Aux dires de M. McHardy, les entreprises doivent songer dès maintenant à adapter leurs modèles opérationnels à un environnement en pleine mutation et à planifier la décarbonation de leurs activités à grande échelle.

« Les entreprises peuvent commencer par recenser les pressions internes et externes qui pèseront le plus sur leurs activités », ajoute Rupert Crilly, associé, Services-conseils transactionnels et Centre de décarbonation chez KPMG au Canada.
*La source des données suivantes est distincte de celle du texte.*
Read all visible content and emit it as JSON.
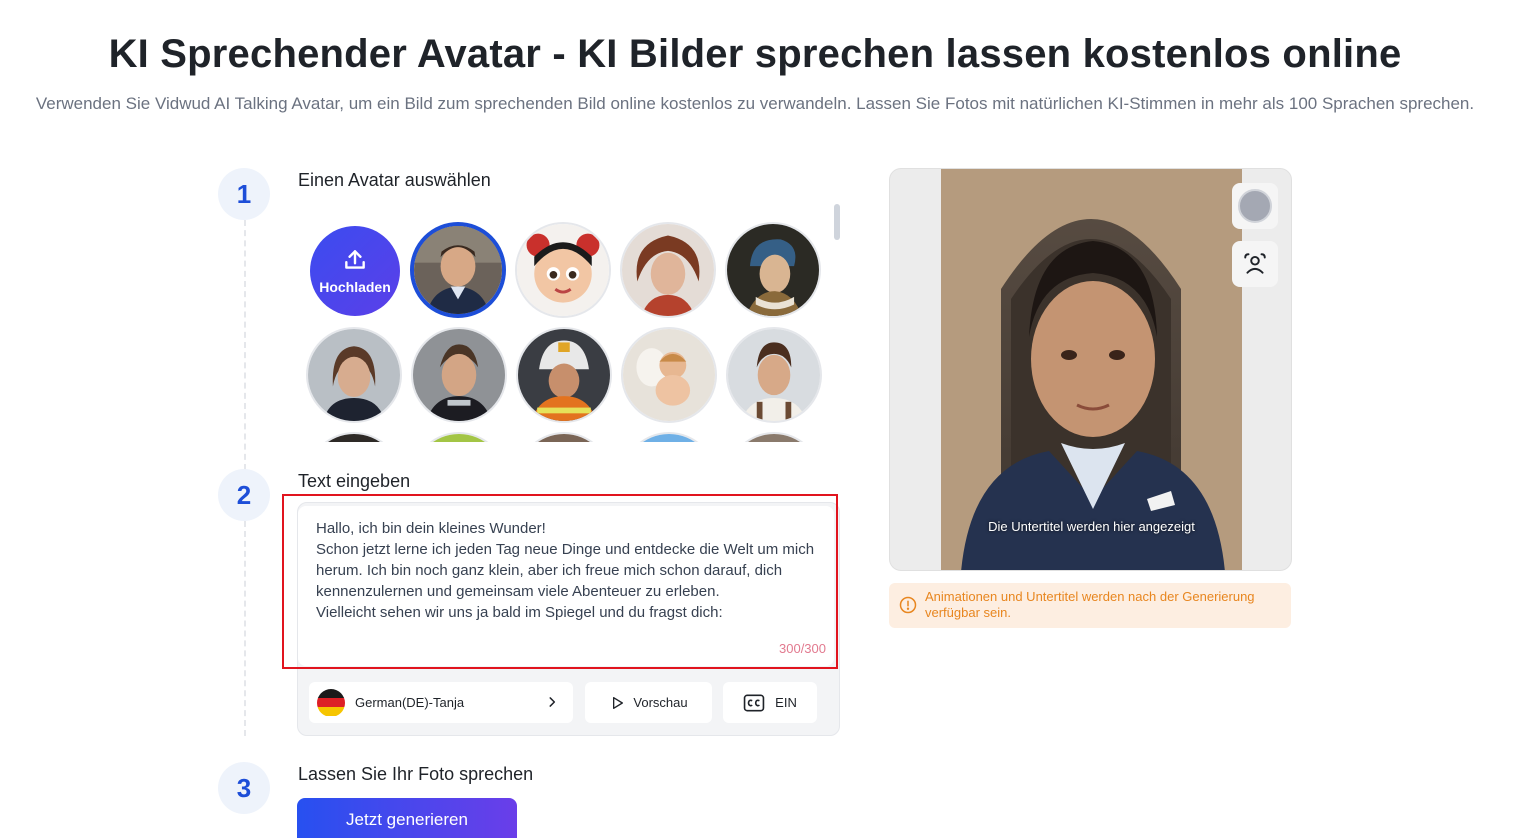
{
  "page": {
    "title": "KI Sprechender Avatar - KI Bilder sprechen lassen kostenlos online",
    "subtitle": "Verwenden Sie Vidwud AI Talking Avatar, um ein Bild zum sprechenden Bild online kostenlos zu verwandeln. Lassen Sie Fotos mit natürlichen KI-Stimmen in mehr als 100 Sprachen sprechen."
  },
  "steps": [
    {
      "number": "1",
      "label": "Einen Avatar auswählen"
    },
    {
      "number": "2",
      "label": "Text eingeben"
    },
    {
      "number": "3",
      "label": "Lassen Sie Ihr Foto sprechen"
    }
  ],
  "avatar_picker": {
    "upload_label": "Hochladen",
    "avatars": [
      {
        "name": "boy-in-suit",
        "selected": true
      },
      {
        "name": "cartoon-girl",
        "selected": false
      },
      {
        "name": "warrior-woman",
        "selected": false
      },
      {
        "name": "pearl-earring-girl",
        "selected": false
      },
      {
        "name": "female-racer",
        "selected": false
      },
      {
        "name": "male-racer",
        "selected": false
      },
      {
        "name": "firefighter",
        "selected": false
      },
      {
        "name": "cupid",
        "selected": false
      },
      {
        "name": "chef",
        "selected": false
      }
    ]
  },
  "text_input": {
    "value": "Hallo, ich bin dein kleines Wunder!\nSchon jetzt lerne ich jeden Tag neue Dinge und entdecke die Welt um mich herum. Ich bin noch ganz klein, aber ich freue mich schon darauf, dich kennenzulernen und gemeinsam viele Abenteuer zu erleben.\nVielleicht sehen wir uns ja bald im Spiegel und du fragst dich:",
    "counter": "300/300"
  },
  "controls": {
    "voice_label": "German(DE)-Tanja",
    "preview_label": "Vorschau",
    "captions_label": "EIN"
  },
  "generate_button": "Jetzt generieren",
  "preview": {
    "caption": "Die Untertitel werden hier angezeigt",
    "notice": "Animationen und Untertitel werden nach der Generierung verfügbar sein."
  },
  "colors": {
    "accent": "#1d4ed8",
    "highlight_border": "#e1141e",
    "notice_bg": "#fdeee1",
    "notice_text": "#e8861f"
  },
  "icons": [
    "upload-icon",
    "chevron-right-icon",
    "play-icon",
    "cc-icon",
    "info-icon",
    "record-icon",
    "face-scan-icon"
  ]
}
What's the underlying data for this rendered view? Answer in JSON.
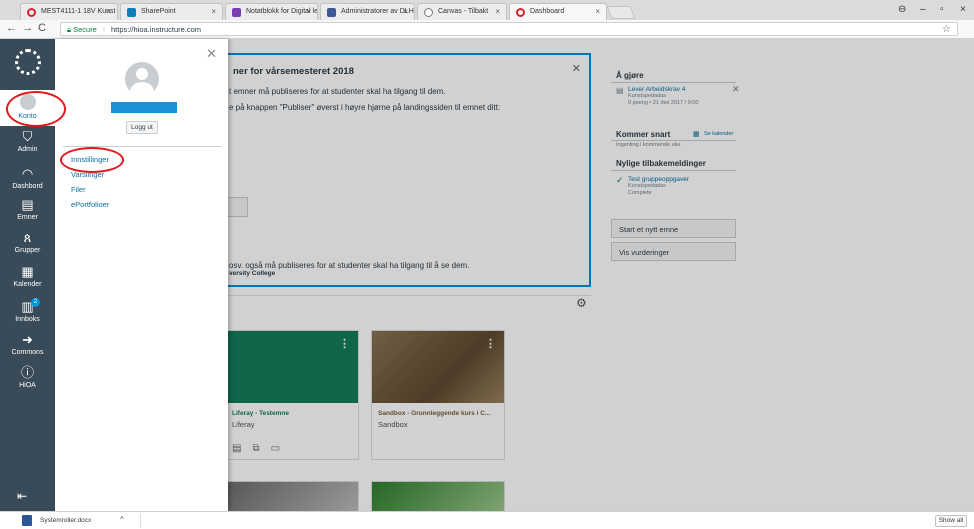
{
  "browser": {
    "tabs": [
      {
        "label": "MEST4111-1 18V Kunst",
        "icon": "canvas-icon"
      },
      {
        "label": "SharePoint",
        "icon": "sharepoint-icon"
      },
      {
        "label": "Notatblokk for Digital le",
        "icon": "onenote-icon"
      },
      {
        "label": "Administratorer av DLH",
        "icon": "facebook-icon"
      },
      {
        "label": "Canvas - Tilbakt",
        "icon": "page-icon"
      },
      {
        "label": "Dashboard",
        "icon": "canvas-icon"
      }
    ],
    "url_secure_label": "Secure",
    "url": "https://hioa.instructure.com"
  },
  "global_nav": {
    "items": [
      {
        "label": "Konto",
        "icon": "avatar"
      },
      {
        "label": "Admin",
        "icon": "shield-icon"
      },
      {
        "label": "Dashbord",
        "icon": "dashboard-icon"
      },
      {
        "label": "Emner",
        "icon": "book-icon"
      },
      {
        "label": "Grupper",
        "icon": "group-icon"
      },
      {
        "label": "Kalender",
        "icon": "calendar-icon"
      },
      {
        "label": "Innboks",
        "icon": "inbox-icon",
        "badge": "2"
      },
      {
        "label": "Commons",
        "icon": "commons-icon"
      },
      {
        "label": "HiOA",
        "icon": "info-icon"
      }
    ]
  },
  "account_tray": {
    "logout_label": "Logg ut",
    "links": [
      "Innstillinger",
      "Varslinger",
      "Filer",
      "ePortfolioer"
    ]
  },
  "notice": {
    "title": "ner for vårsemesteret 2018",
    "line1": "t emner må publiseres for at studenter skal ha tilgang til dem.",
    "line2": "e på knappen \"Publiser\" øverst i høyre hjørne på landingssiden til emnet ditt:",
    "line3": "osv. også må publiseres for at studenter skal ha tilgang til å se dem.",
    "footer": "versity College"
  },
  "cards": [
    {
      "title": "Liferay - Testemne",
      "subtitle": "Liferay",
      "color": "#137d5c"
    },
    {
      "title": "Sandbox - Grunnleggende kurs i C...",
      "subtitle": "Sandbox",
      "color": "#7a6141"
    }
  ],
  "sidebar": {
    "todo_heading": "Å gjøre",
    "todo_item": {
      "title": "Lever Arbeidskrav 4",
      "course": "Kunstspedadas",
      "meta": "0 poeng • 21 des 2017 / 9:00"
    },
    "coming_heading": "Kommer snart",
    "calendar_link": "Se kalender",
    "coming_empty": "Ingenting i kommende uke",
    "feedback_heading": "Nylige tilbakemeldinger",
    "feedback_item": {
      "title": "Test gruppeoppgaver",
      "course": "Kunstspedadas",
      "status": "Complete"
    },
    "new_course_button": "Start et nytt emne",
    "grades_button": "Vis vurderinger"
  },
  "downloads": {
    "file": "Systemroller.docx",
    "show_all": "Show all"
  },
  "colors": {
    "nav_bg": "#394b58",
    "link": "#0770a3",
    "annotation": "#e3181c",
    "highlight_box": "#008ee2"
  }
}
« Les gros émetteurs ou utilisateurs de ressources devront porter une attention particulière à des facteurs externes comme la hausse de la tarification du carbone, un changement auquel ils seront davantage exposés, dit-il. En mesurant les répercussions de tels facteurs, les entreprises pourront déterminer les modifications stratégiques gagnantes à apporter. Il pourrait s’agir par exemple de repenser leur modèle d’affaires, de percer de nouveaux marchés, de redéfinir la priorité des services ou même de renoncer à des sources de revenus qui ne seront plus viables à l’avenir. »

Pour réaliser d’aussi gros changements, les entreprises doivent investir comme jamais dans l’innovation et en faire leur grande priorité.
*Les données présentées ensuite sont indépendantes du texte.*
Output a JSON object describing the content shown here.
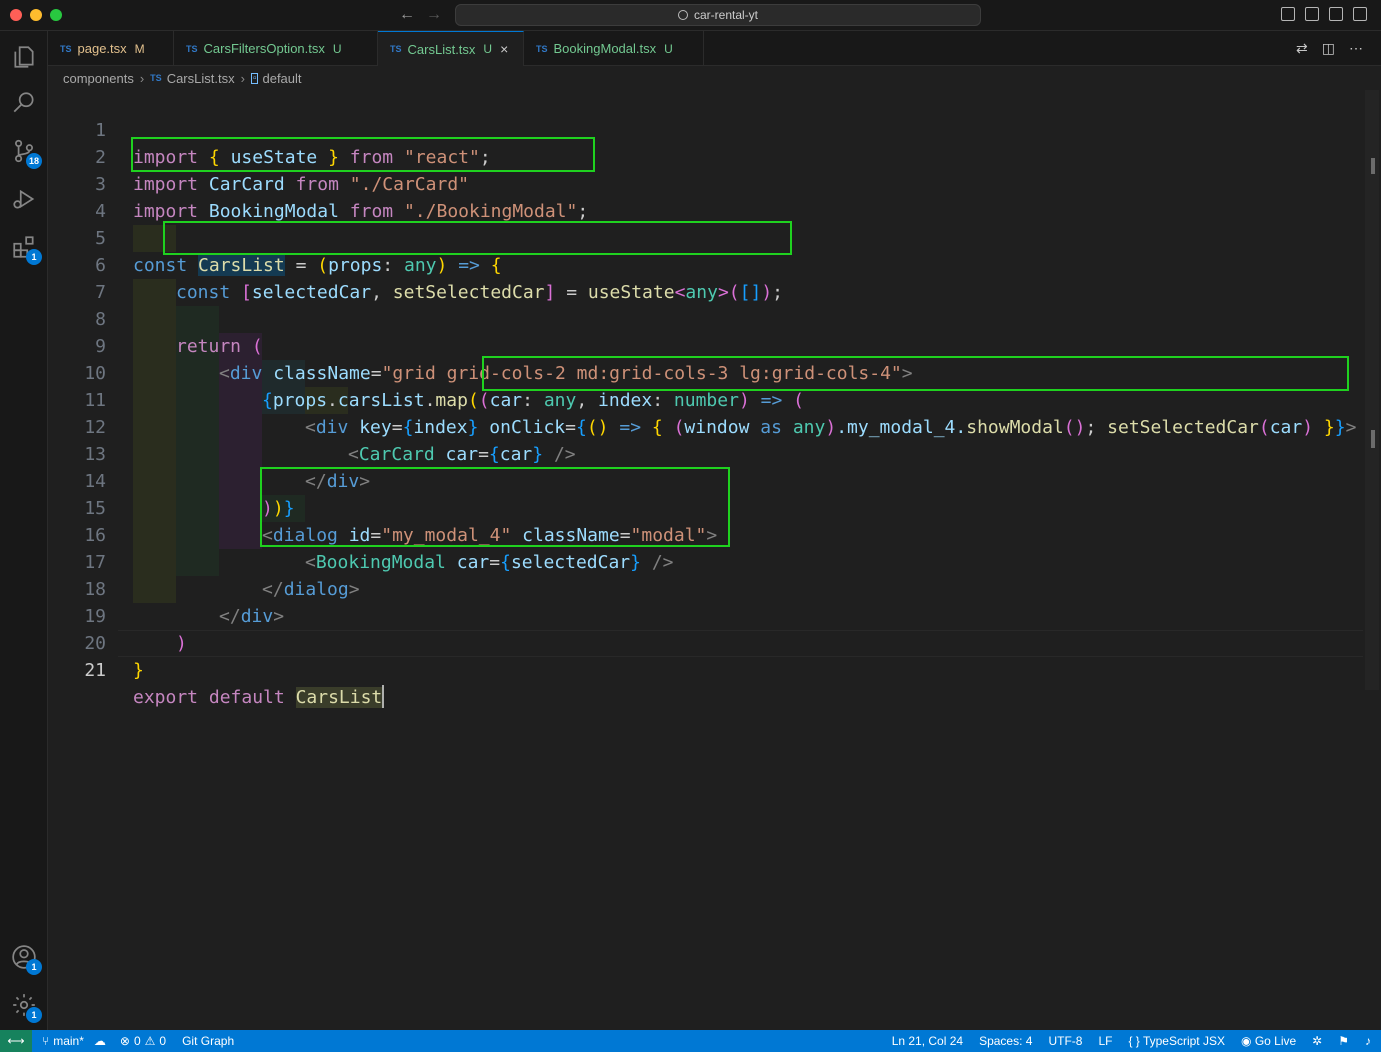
{
  "window": {
    "search_text": "car-rental-yt"
  },
  "activity_bar": {
    "scm_badge": "18",
    "extensions_badge": "1",
    "accounts_badge": "1",
    "settings_badge": "1"
  },
  "tabs": [
    {
      "lang": "TS",
      "label": "page.tsx",
      "status": "M"
    },
    {
      "lang": "TS",
      "label": "CarsFiltersOption.tsx",
      "status": "U"
    },
    {
      "lang": "TS",
      "label": "CarsList.tsx",
      "status": "U"
    },
    {
      "lang": "TS",
      "label": "BookingModal.tsx",
      "status": "U"
    }
  ],
  "breadcrumb": {
    "folder": "components",
    "file_lang": "TS",
    "file": "CarsList.tsx",
    "symbol": "default"
  },
  "line_numbers": [
    "1",
    "2",
    "3",
    "4",
    "5",
    "6",
    "7",
    "8",
    "9",
    "10",
    "11",
    "12",
    "13",
    "14",
    "15",
    "16",
    "17",
    "18",
    "19",
    "20",
    "21"
  ],
  "code": {
    "l1": [
      "import",
      "{",
      "useState",
      "}",
      "from",
      "\"react\"",
      ";"
    ],
    "l2": [
      "import",
      "CarCard",
      "from",
      "\"./CarCard\""
    ],
    "l3": [
      "import",
      "BookingModal",
      "from",
      "\"./BookingModal\"",
      ";"
    ],
    "l5": [
      "const",
      "CarsList",
      "=",
      "(",
      "props",
      ":",
      "any",
      ")",
      "=>",
      "{"
    ],
    "l6": [
      "const",
      "[",
      "selectedCar",
      ",",
      "setSelectedCar",
      "]",
      "=",
      "useState",
      "<",
      "any",
      ">",
      "(",
      "[]",
      ")",
      ";"
    ],
    "l8": [
      "return",
      "("
    ],
    "l9": [
      "<",
      "div",
      "className",
      "=",
      "\"grid grid-cols-2 md:grid-cols-3 lg:grid-cols-4\"",
      ">"
    ],
    "l10": [
      "{",
      "props",
      ".",
      "carsList",
      ".",
      "map",
      "(",
      "(",
      "car",
      ":",
      "any",
      ",",
      "index",
      ":",
      "number",
      ")",
      "=>",
      "("
    ],
    "l11": [
      "<",
      "div",
      "key",
      "=",
      "{",
      "index",
      "}",
      "onClick",
      "=",
      "{",
      "()",
      "=>",
      "{",
      "(",
      "window",
      "as",
      "any",
      ")",
      ".my_modal_4.",
      "showModal",
      "()",
      ";",
      "setSelectedCar",
      "(",
      "car",
      ")",
      "}",
      "}",
      ">"
    ],
    "l12": [
      "<",
      "CarCard",
      "car",
      "=",
      "{",
      "car",
      "}",
      "/>"
    ],
    "l13": [
      "</",
      "div",
      ">"
    ],
    "l14": [
      ")",
      ")",
      "}"
    ],
    "l15": [
      "<",
      "dialog",
      "id",
      "=",
      "\"my_modal_4\"",
      "className",
      "=",
      "\"modal\"",
      ">"
    ],
    "l16": [
      "<",
      "BookingModal",
      "car",
      "=",
      "{",
      "selectedCar",
      "}",
      "/>"
    ],
    "l17": [
      "</",
      "dialog",
      ">"
    ],
    "l18": [
      "</",
      "div",
      ">"
    ],
    "l19": [
      ")"
    ],
    "l20": [
      "}"
    ],
    "l21": [
      "export",
      "default",
      "CarsList"
    ]
  },
  "status_bar": {
    "branch": "main*",
    "errors": "0",
    "warnings": "0",
    "git_graph": "Git Graph",
    "position": "Ln 21, Col 24",
    "spaces": "Spaces: 4",
    "encoding": "UTF-8",
    "eol": "LF",
    "language": "TypeScript JSX",
    "go_live": "Go Live"
  },
  "colors": {
    "accent": "#0078d4",
    "highlight_box": "#1fd11f",
    "editor_bg": "#1f1f1f"
  }
}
« Les dirigeants semblent attendre l’arrivée de nouvelles solutions technologiques pour réaliser leurs objectifs de réduction des émissions », déplore M. McHardy.

M. McHardy craint que les dirigeants d’entreprise sous-estiment le degré d’innovation nécessaire pour bien intégrer et déployer ces technologies de pointe. La transformation qu’implique le processus de décarbonation est beaucoup plus profonde que ne l’imaginent plusieurs entreprises. Pour pouvoir tirer parti des occasions qui s’offrent à elles, les organisations doivent non seulement adapter leurs fonctions opérationnelles et leurs structures, systèmes et procédures internes, mais aussi mettre à profit les bonnes compétences et la bonne expertise.

« Et je ne parle pas seulement de compétences techniques, précise M. McHardy. Il faut revoir des fonctions comme la stratégie, la planification des immobilisations, la recherche et le développement ainsi que la gestion opérationnelle. Les entreprises doivent tenir compte des initiatives et des dépenses de décarbonation d’une très grande portée. »

De nombreux dirigeants reconnaissent l’importance d’intégrer la décarbonation dans la planification des immobilisations et la stratégie financière de leur organisation. Ce faisant, ils s’assureront de prioriser et de financer des initiatives qui contribuent à la réalisation de leurs objectifs de décarbonation tout en améliorant la transparence par l’intégration des facteurs environnementaux à leurs rapports financiers.

L’agilité comme antidote à l’incertitude

Les dirigeants d’entreprise qui investissent dans les facteurs ESG et la décarbonation ne reverront probablement pas la couleur de cet argent avant quelques années. D’ici là, M. Crilly leur recommande deux moyens d’action pour composer avec l’incertitude.

« Les dirigeants feraient bien d’envisager tous les scénarios possibles et de faire preuve d’ouverture pour être en mesure d’affronter ceux qui se produiront. »

Les entreprises doivent également adopter une approche agile.

« Voilà qui exige de bien se préparer, et notamment de définir les seuils d’intervention de l’organisation selon toutes sortes de scénarios. »

M. Crilly mentionne des développements comme le plafonnement de la tarification du carbone à un niveau prédéterminé, des incitations fiscales visant un certain type d’initiatives ou de nouveaux règlements imposant des exigences particulières. Lorsqu’il est temps d’agir, les organisations peuvent, selon lui, être opportunistes. En raison de son importance pour la rentabilité et les parties prenantes, la décarbonation est indéniablement devenue un nouvel impératif commercial.